А сестры, хоть и двойняшками были, характер различный имели. Одна была резвушка, все время куда-то неслась, нос во все совала, могла и об умном порассуждать и забав не чуралась. Вторая же была мечтательницей, домоседкой и немного с ленцой, сама умствовать не любила и в других того не жаловала, жила же не разумом, а чувством. И вот поругались сестры и разбежались. Точнее говоря, унеслась резвушка в западную сторону, где народ погуще живет, и с тех пор все суетится, за моря-океаны плавает, все ей земли да сокровищ мало, хочется ей не только народами, но и правителями повелевать. Иссохлась вся от тех трудов, желчью изошла, но сидит на своем престоле, почитает себя владычицей земною и находит удовольствие в том, что другие на коленях к ней ползут и туфлю ей целуют. Мечтательница же пока осталась в своем доме, и вот ветер из пустынь аравийских задул ей ребенка, и родила она мальчика, черноволосого и черноглазого. Шустрый получился мальчишка, едва подрос, так сбежал из дому и отправился бродяжничать по миру, проповедуя новую веру. Поклонялся он Богу-отцу, Бога-сына тоже уважал, но говорил, что таких сыновей у Бога-отца много, а вот пророк первейший - один. Соскучились люди по мужскому слову, и многие отвратили свой взор от сестер и стали поклоняться мальчику. Всплакнула мечтательница, оставила дом родной блудному сыну и отправилась на север, где на бескрайних просторах нашла себе новое пристанище. Жила она тихо, ни с кем сама не воевала, воздавала Богу Богово, а кесарю кесарево, и за то все ей само в руки плыло, и земля, и сокровища, так что было у нее всего даже поболее, чем у сестрицы. Раздобрела с годами и еще больше подобрела, мечтает, как девушка, и больше всего любит странников и блаженных, коими всегда полон дом ее.

Сын же ее вырос в сильного мужчину, матушку хоть и уважает, но обижает иногда по молодости, тетку при первой возможности задирает, а дядю лютой ненавистью ненавидит.

Так и живут".

Вы спросите, в чем мораль притчи? С этим у меня плохо, никак не дается мне эта самая мораль. Все ж таки я не Спаситель и даже не царь Соломон. Я как думал закончить: но в один прекрасный день вдруг поняли они, что все они дети одного отца, а поняв, отбросили распри и слились в объятии, и кончилась тут вражда между людьми, и наступили на земле мир и благоденствие, и поднялся из вод хрустальный храм Веры Единой, храм Царства Божия на земле.
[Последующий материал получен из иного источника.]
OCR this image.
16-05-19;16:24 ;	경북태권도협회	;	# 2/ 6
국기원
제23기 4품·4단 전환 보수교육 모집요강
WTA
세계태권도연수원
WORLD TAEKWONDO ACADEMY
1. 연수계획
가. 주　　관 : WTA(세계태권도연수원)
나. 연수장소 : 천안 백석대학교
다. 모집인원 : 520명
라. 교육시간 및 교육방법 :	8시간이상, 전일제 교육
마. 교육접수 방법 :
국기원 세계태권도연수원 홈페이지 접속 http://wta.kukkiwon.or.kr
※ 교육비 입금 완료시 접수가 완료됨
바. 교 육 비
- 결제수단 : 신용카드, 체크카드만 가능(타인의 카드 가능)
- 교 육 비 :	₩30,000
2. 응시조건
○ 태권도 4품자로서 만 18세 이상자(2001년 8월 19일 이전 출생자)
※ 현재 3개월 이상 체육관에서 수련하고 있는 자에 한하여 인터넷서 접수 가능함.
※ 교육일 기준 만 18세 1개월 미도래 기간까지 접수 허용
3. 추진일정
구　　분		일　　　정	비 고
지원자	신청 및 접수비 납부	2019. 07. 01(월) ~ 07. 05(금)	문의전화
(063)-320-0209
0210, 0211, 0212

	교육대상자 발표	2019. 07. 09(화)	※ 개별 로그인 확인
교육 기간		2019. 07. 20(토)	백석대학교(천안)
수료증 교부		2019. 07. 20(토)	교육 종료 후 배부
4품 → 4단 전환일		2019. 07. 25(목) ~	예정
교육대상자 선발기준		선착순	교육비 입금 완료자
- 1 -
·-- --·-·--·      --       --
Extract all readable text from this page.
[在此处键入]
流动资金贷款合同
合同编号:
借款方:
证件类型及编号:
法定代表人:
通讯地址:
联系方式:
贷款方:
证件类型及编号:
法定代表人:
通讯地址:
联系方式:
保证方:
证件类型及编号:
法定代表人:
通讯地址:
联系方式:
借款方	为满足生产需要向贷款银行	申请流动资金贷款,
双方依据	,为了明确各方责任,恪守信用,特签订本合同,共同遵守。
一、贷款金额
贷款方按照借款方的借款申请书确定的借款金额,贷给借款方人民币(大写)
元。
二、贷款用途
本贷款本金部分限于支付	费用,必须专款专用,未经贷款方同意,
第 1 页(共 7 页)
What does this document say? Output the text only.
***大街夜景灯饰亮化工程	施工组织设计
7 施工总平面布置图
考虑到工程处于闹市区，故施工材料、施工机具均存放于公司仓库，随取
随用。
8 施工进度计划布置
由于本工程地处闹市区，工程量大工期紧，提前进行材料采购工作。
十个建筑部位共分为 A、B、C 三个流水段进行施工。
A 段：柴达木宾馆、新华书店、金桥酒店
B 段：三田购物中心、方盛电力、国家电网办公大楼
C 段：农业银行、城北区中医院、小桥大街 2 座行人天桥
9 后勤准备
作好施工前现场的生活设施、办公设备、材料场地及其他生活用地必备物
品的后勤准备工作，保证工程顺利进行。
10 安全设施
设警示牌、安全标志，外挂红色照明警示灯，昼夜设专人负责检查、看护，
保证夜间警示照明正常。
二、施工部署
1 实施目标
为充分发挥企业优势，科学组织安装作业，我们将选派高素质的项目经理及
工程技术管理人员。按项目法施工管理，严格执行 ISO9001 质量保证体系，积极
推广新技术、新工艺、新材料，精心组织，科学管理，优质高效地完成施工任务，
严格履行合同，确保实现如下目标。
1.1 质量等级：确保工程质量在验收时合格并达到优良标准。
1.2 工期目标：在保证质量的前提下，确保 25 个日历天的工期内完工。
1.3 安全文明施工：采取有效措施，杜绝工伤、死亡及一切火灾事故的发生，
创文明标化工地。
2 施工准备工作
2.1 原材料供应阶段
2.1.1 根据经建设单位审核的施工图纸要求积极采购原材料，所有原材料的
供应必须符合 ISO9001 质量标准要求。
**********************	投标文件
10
Я ведь тогда искренне верил во всеобщее примирение и надеялся увидеть это при жизни своей, ибо каждодневно видел перед собой человека, которому такая задача под силу, - брата моего, царя великого.

Вы скажете, что не было у меня для той веры никаких оснований. А я отвечу: на то она и вера!

Даже сейчас, когда нет рядом брата моего и вообще никого, когда беды неслыханные на Русскую Землю обрушились, когда весь мир зашатался, я - верую!